Mail Archives: pgcc/1999/03/02/16:56:29
Could you try the following options:
-O20 -mcpu=i686 -march=i686 -fomit-frame-pointer --fast-math -mstack-align-double -funroll-all-loops
Could you also report back the results with and without the -funroll-all-loops option from above.
--
Jeffrey Hundstad
On 2 Mar, Eugene M. Indenbom wrote:
> I make gzip using pgcc with the following oprions:
>
> make CC="/home/ddict/glibc/pgcc-1.1.1/gcc/xgcc -B/home/ddict/glibc/pgcc-1.1.1/gcc/" \
> CFLAGS="-Os -fomit-frame-pointer -mpentiumpro -march=pentiumpro -fno-exceptions
> -malign-loops=2 -malign-jumps=2 -malign-functions=2"
>
> This combination appears to produce the fastest code I can get on my Pentium Pro 180MHz (192MB RAM):
>
> $ time ./gzip -cd egcs-1.1.1.tar.gz > /dev/null
>
> real 0m7.296s
> user 0m7.170s
> sys 0m0.130s
>
> But gzip that I get from very old Slackware distribution (1995) works
> much faster.
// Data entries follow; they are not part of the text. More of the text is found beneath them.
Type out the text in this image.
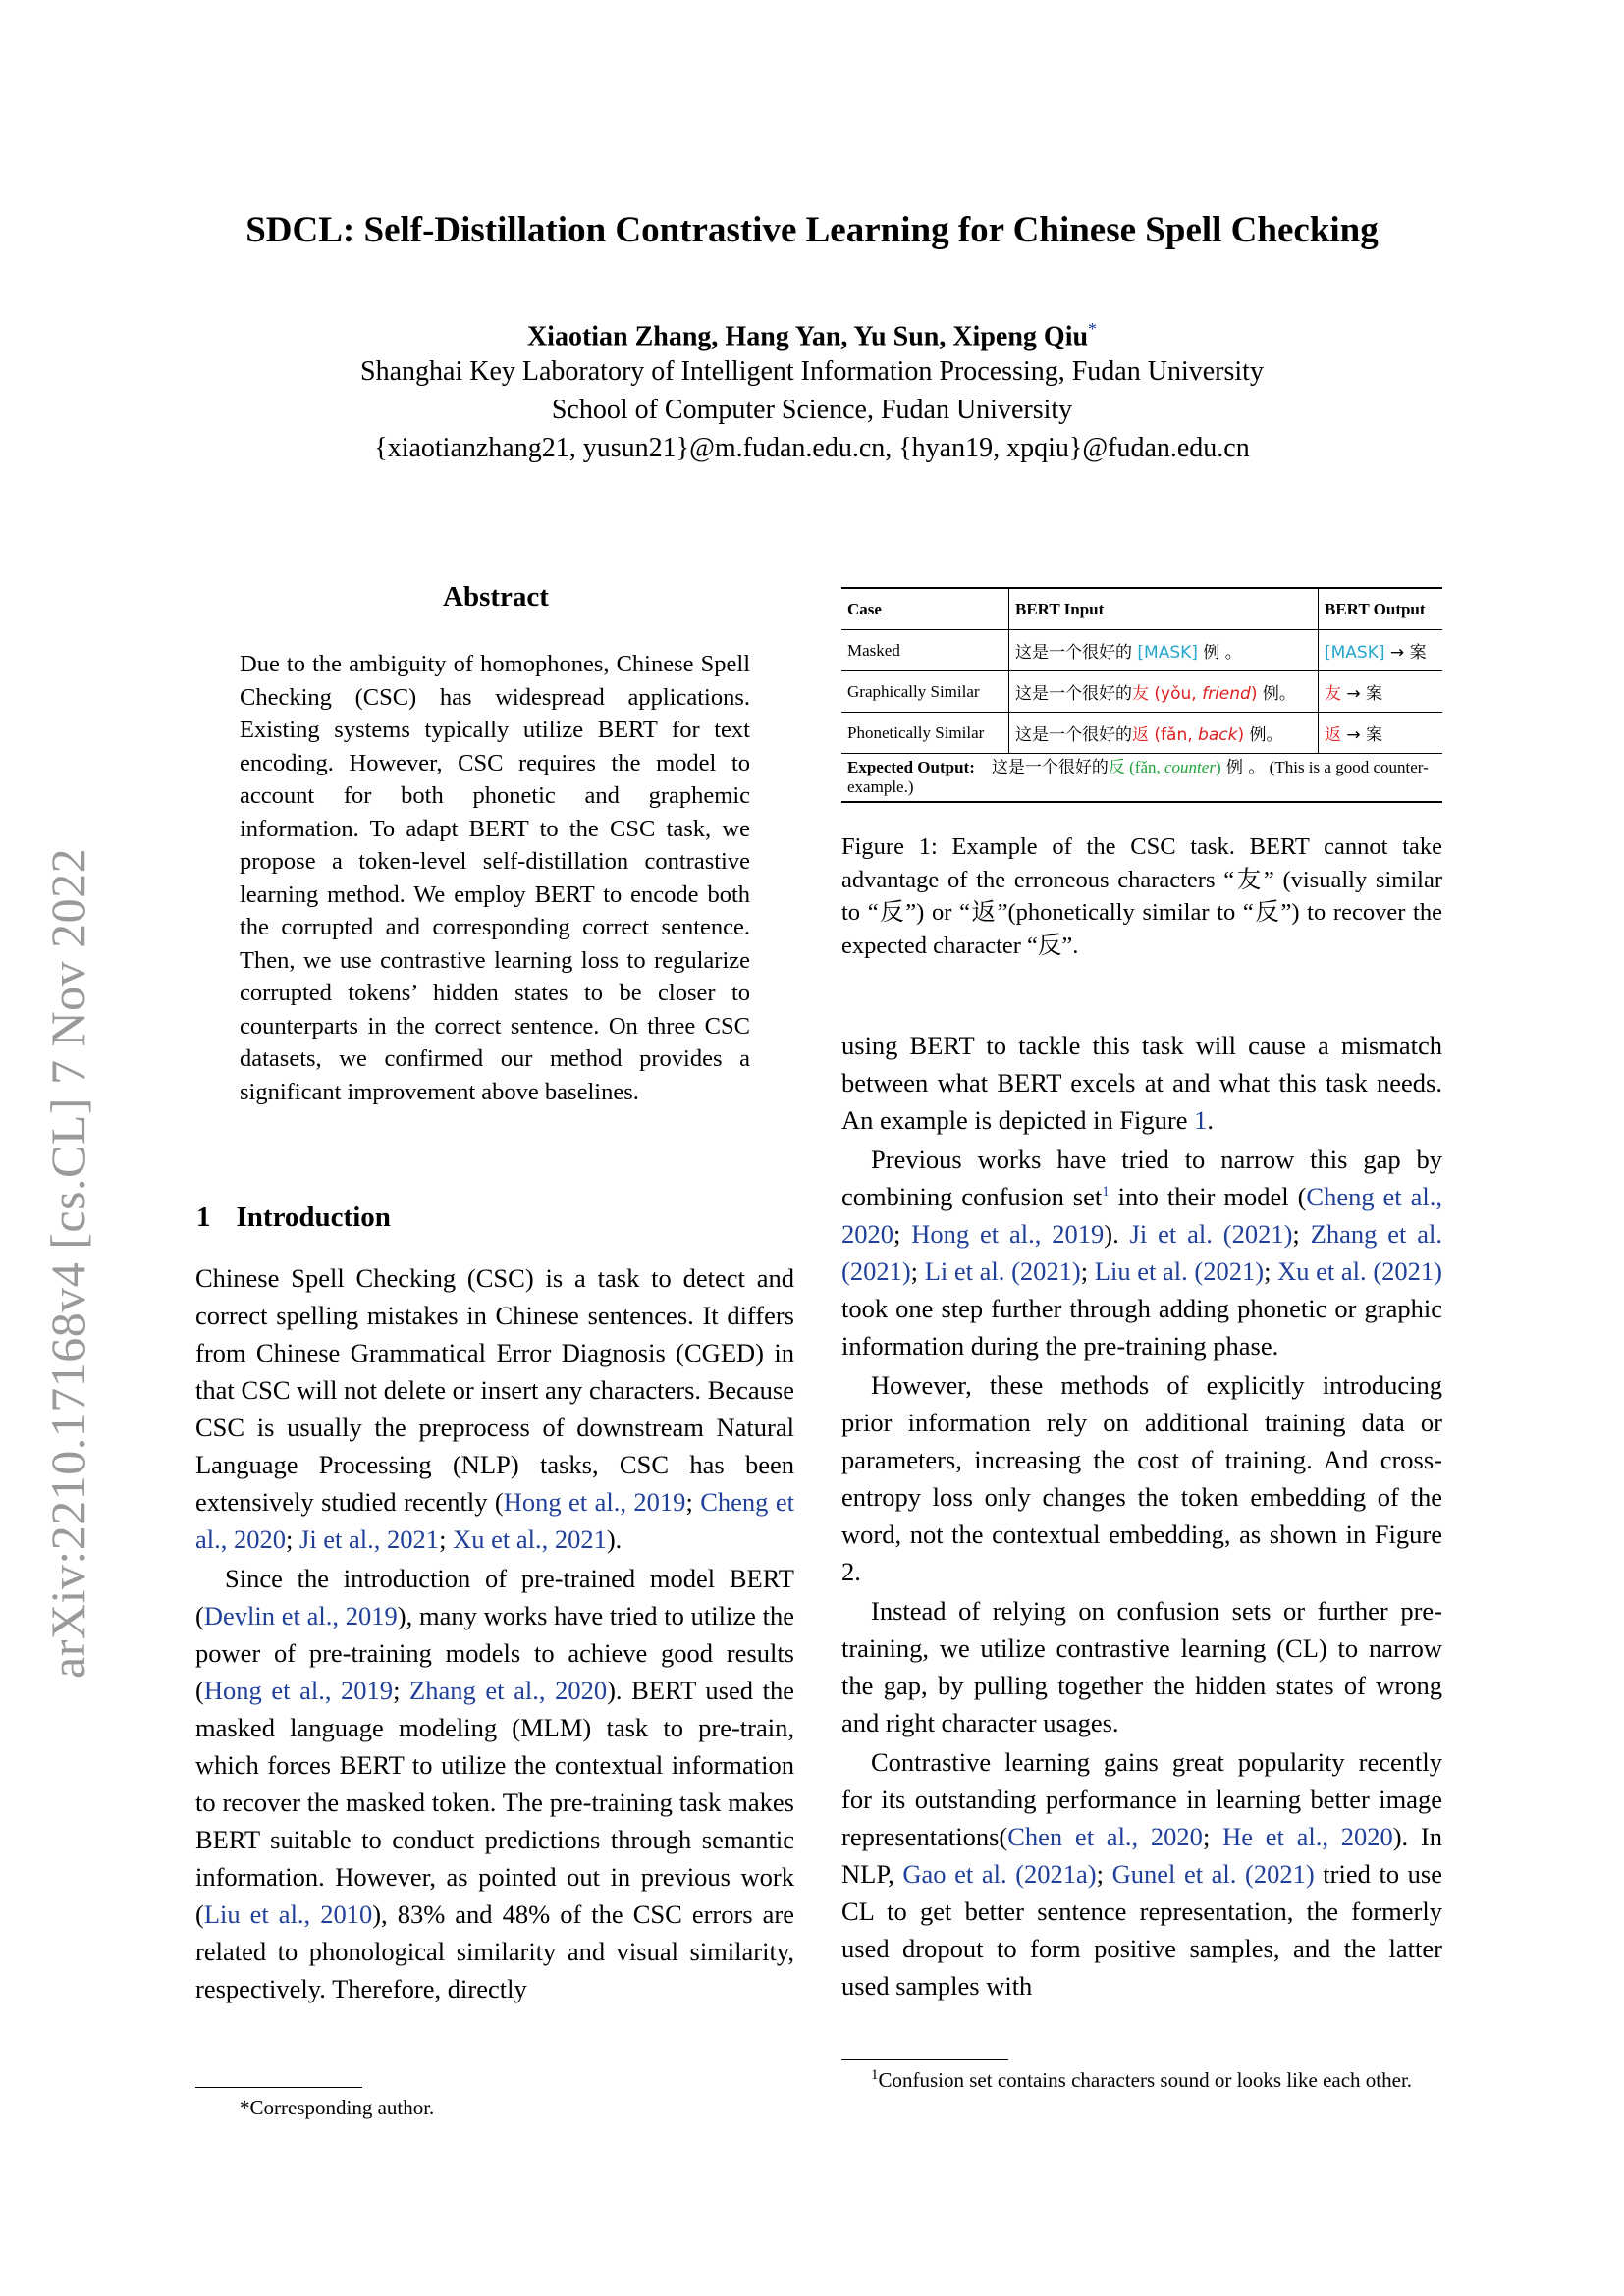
arXiv:2210.17168v4 [cs.CL] 7 Nov 2022
SDCL: Self-Distillation Contrastive Learning for Chinese Spell Checking
Xiaotian Zhang, Hang Yan, Yu Sun, Xipeng Qiu*
Shanghai Key Laboratory of Intelligent Information Processing, Fudan University
School of Computer Science, Fudan University
{xiaotianzhang21, yusun21}@m.fudan.edu.cn, {hyan19, xpqiu}@fudan.edu.cn
Abstract
Due to the ambiguity of homophones, Chinese Spell Checking (CSC) has widespread applications. Existing systems typically utilize BERT for text encoding. However, CSC requires the model to account for both phonetic and graphemic information. To adapt BERT to the CSC task, we propose a token-level self-distillation contrastive learning method. We employ BERT to encode both the corrupted and corresponding correct sentence. Then, we use contrastive learning loss to regularize corrupted tokens’ hidden states to be closer to counterparts in the correct sentence. On three CSC datasets, we confirmed our method provides a significant improvement above baselines.
1 Introduction
Case	BERT Input	BERT Output
Masked	这是一个很好的 [MASK] 例 。	[MASK] → 案
Graphically Similar	这是一个很好的友 (yǒu, friend) 例。	友 → 案
Phonetically Similar	这是一个很好的返 (fǎn, back) 例。	返 → 案
Expected Output: 这是一个很好的反 (fǎn, counter) 例 。 (This is a good counter-example.)		
Figure 1: Example of the CSC task. BERT cannot take advantage of the erroneous characters “友” (visually similar to “反”) or “返”(phonetically similar to “反”) to recover the expected character “反”.

Chinese Spell Checking (CSC) is a task to detect and correct spelling mistakes in Chinese sentences. It differs from Chinese Grammatical Error Diagnosis (CGED) in that CSC will not delete or insert any characters. Because CSC is usually the preprocess of downstream Natural Language Processing (NLP) tasks, CSC has been extensively studied recently (Hong et al., 2019; Cheng et al., 2020; Ji et al., 2021; Xu et al., 2021).

Since the introduction of pre-trained model BERT (Devlin et al., 2019), many works have tried to utilize the power of pre-training models to achieve good results (Hong et al., 2019; Zhang et al., 2020). BERT used the masked language modeling (MLM) task to pre-train, which forces BERT to utilize the contextual information to recover the masked token. The pre-training task makes BERT suitable to conduct predictions through semantic information. However, as pointed out in previous work (Liu et al., 2010), 83% and 48% of the CSC errors are related to phonological similarity and visual similarity, respectively. Therefore, directly

using BERT to tackle this task will cause a mismatch between what BERT excels at and what this task needs. An example is depicted in Figure 1.

Previous works have tried to narrow this gap by combining confusion set$^1$ into their model (Cheng et al., 2020; Hong et al., 2019). Ji et al. (2021); Zhang et al. (2021); Li et al. (2021); Liu et al. (2021); Xu et al. (2021) took one step further through adding phonetic or graphic information during the pre-training phase.

However, these methods of explicitly introducing prior information rely on additional training data or parameters, increasing the cost of training. And cross-entropy loss only changes the token embedding of the word, not the contextual embedding, as shown in Figure 2.

Instead of relying on confusion sets or further pre-training, we utilize contrastive learning (CL) to narrow the gap, by pulling together the hidden states of wrong and right character usages.

Contrastive learning gains great popularity recently for its outstanding performance in learning better image representations(Chen et al., 2020; He et al., 2020). In NLP, Gao et al. (2021a); Gunel et al. (2021) tried to use CL to get better sentence representation, the formerly used dropout to form positive samples, and the latter used samples with

*Corresponding author.
$^1$Confusion set contains characters sound or looks like each other.
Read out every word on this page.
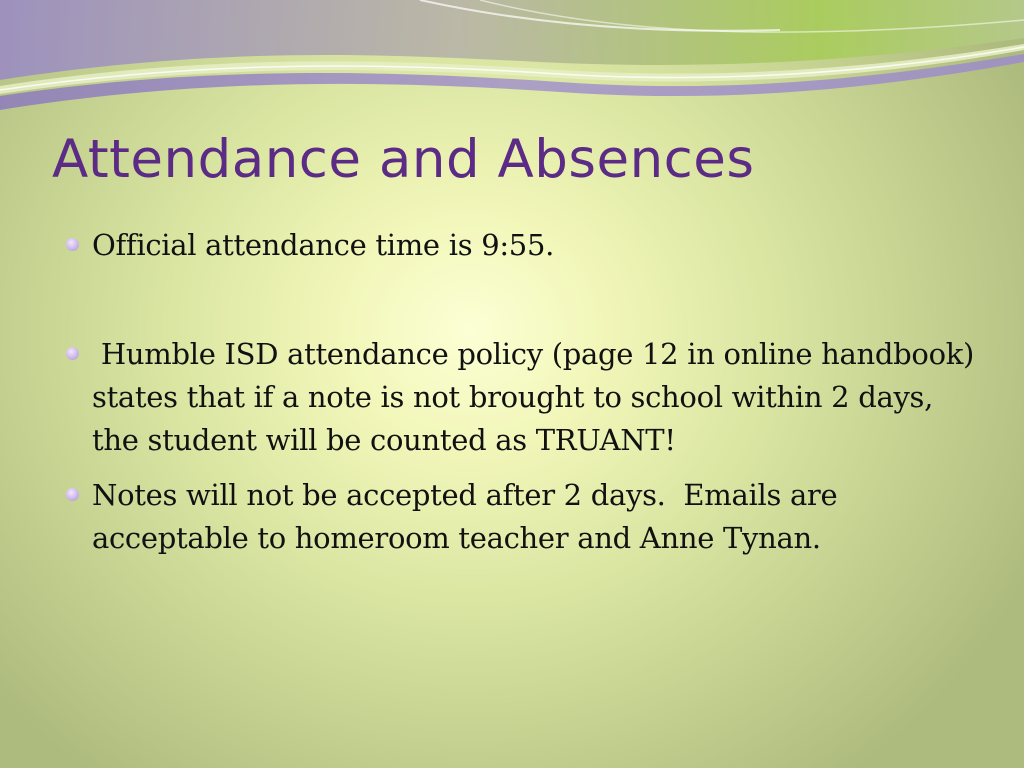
Attendance and Absences
Official attendance time is 9:55.
Humble ISD attendance policy (page 12 in online handbook) states that if a note is not brought to school within 2 days, the student will be counted as TRUANT!
Notes will not be accepted after 2 days.  Emails are acceptable to homeroom teacher and Anne Tynan.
It was compiled with gcc-2.7.0 -O2 and works more than 5% faster!
>
> $ time /bin/gzip -cd egcs-1.1.1.tar.gz > /dev/null
>
> real 0m6.942s
> user 0m6.730s
> sys 0m0.210s
>
> Stock egcs-1.1.1 looses competition too:
> make CFLAGS="-Os -fomit-frame-pointer -mpentiumpro -march=pentiumpro -fno-exceptions
> -malign-loops=2 -malign-jumps=2 -malign-functions=2"
>
> $ time ./gzip -cd egcs-1.1.1.tar.gz > /dev/null
>
> real 0m7.571s
> user 0m7.350s
> sys 0m0.230s
>
> I send you this fancy executable as attachment and really want to know
> how can this be, why we loose 5% of speed in the 2.9.x gcc code using
> all optimizations invented during past 4 years?